A atipicidade desse contrato guarda uma particularidade: a posse do imóvel foi concedida ao empregado, pelo empregador, em confiança e enquanto perdurar a relação de emprego.
Assim sendo, uma vez finda a relação de emprego, pode o empregador, proprietário ou locatário do imóvel solicitar que o caseiro desocupe o imóvel em que reside ele (por vezes na companhia da sua família).
Naturalmente, razoável que se fixe um prazo para que o caseiro venha a desocupar o imóvel em decorrência do término do contrato atípico que normatiza a ocupação que ele tem sobre o bem. Defendemos que tal prazo deve ser de ao menos 30 dias, o que na prática pode ser interpretado por analogia aos dispositivos indicados acima. Transcorrido tal prazo, tem-se, no nosso entendimento, que a posse do caseiro passa a ser ilegal, consistindo em esbulho possessório, o que admite ação de reintegração de posse para a retomada do imóvel. Inclusive com pedido de liminar.

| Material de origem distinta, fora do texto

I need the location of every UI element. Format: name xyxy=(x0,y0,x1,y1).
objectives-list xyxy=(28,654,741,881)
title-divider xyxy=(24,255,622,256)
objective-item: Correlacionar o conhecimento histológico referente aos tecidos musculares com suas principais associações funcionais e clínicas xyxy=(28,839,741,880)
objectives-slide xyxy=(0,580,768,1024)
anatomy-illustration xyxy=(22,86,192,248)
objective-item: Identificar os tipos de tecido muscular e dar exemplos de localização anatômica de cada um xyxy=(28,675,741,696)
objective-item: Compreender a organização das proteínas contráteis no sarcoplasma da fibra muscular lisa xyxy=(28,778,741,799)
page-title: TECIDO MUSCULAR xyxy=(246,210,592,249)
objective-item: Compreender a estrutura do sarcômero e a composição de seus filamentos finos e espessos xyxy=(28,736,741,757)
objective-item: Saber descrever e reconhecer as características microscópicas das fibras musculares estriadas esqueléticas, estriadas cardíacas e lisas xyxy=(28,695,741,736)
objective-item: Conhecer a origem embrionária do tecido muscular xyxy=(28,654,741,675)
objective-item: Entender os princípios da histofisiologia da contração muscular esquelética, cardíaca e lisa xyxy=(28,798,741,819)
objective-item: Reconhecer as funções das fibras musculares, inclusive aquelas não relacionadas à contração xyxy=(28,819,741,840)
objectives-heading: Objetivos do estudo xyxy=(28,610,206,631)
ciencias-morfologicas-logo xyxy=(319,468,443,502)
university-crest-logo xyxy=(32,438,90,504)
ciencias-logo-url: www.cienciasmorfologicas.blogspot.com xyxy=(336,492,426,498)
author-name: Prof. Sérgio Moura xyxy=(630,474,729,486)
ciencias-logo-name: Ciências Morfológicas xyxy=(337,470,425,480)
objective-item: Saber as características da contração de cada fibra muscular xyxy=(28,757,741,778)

Como explicado, o trabalho do caseiro, que é um empregado doméstico, pode se dar em ambiente rural ou urbano. Em ambos os casos defendemos que finda a relação de emprego, deve ser fixado o prazo de 30 dias para a desocupação do imóvel, desde que não haja previsão expressa em convenção coletiva da categoria da localidade em que o trabalho foi prestado, tal como demonstramos acima.
Orientações
Partindo do pressuposto de que o contrato de trabalho foi extinto e, em se tratando de demissão por iniciativa do empregador, recomenda-se que a carta de dispensa e/ou o aviso prévio já estabeleça(m) o prazo para que o empregado desocupe o imóvel e que tal prazo seja de ao menos 30 dias.
De outro lado, acaso a demissão tenha partido do empregado, sendo sua a solicitação, portanto, quanto ao encerramento do contrato de trabalho, necessário que o empregador coloque por escrito o prazo de ao menos 30 dias para que o colaborador desocupe o imóvel que vinha sendo por ele ocupado, acaso não exista norma coletiva contemplando, como é o caso da convenção coletiva de trabalho que trouxemos como exemplo e que dita 10 dias para essa hipótese. Esse documento será de suma importância para eventual ação visando a reintegração de posse nas situações em que o caseiro insiste em continuar ocupando o imóvel mesmo após o término do contrato de trabalho.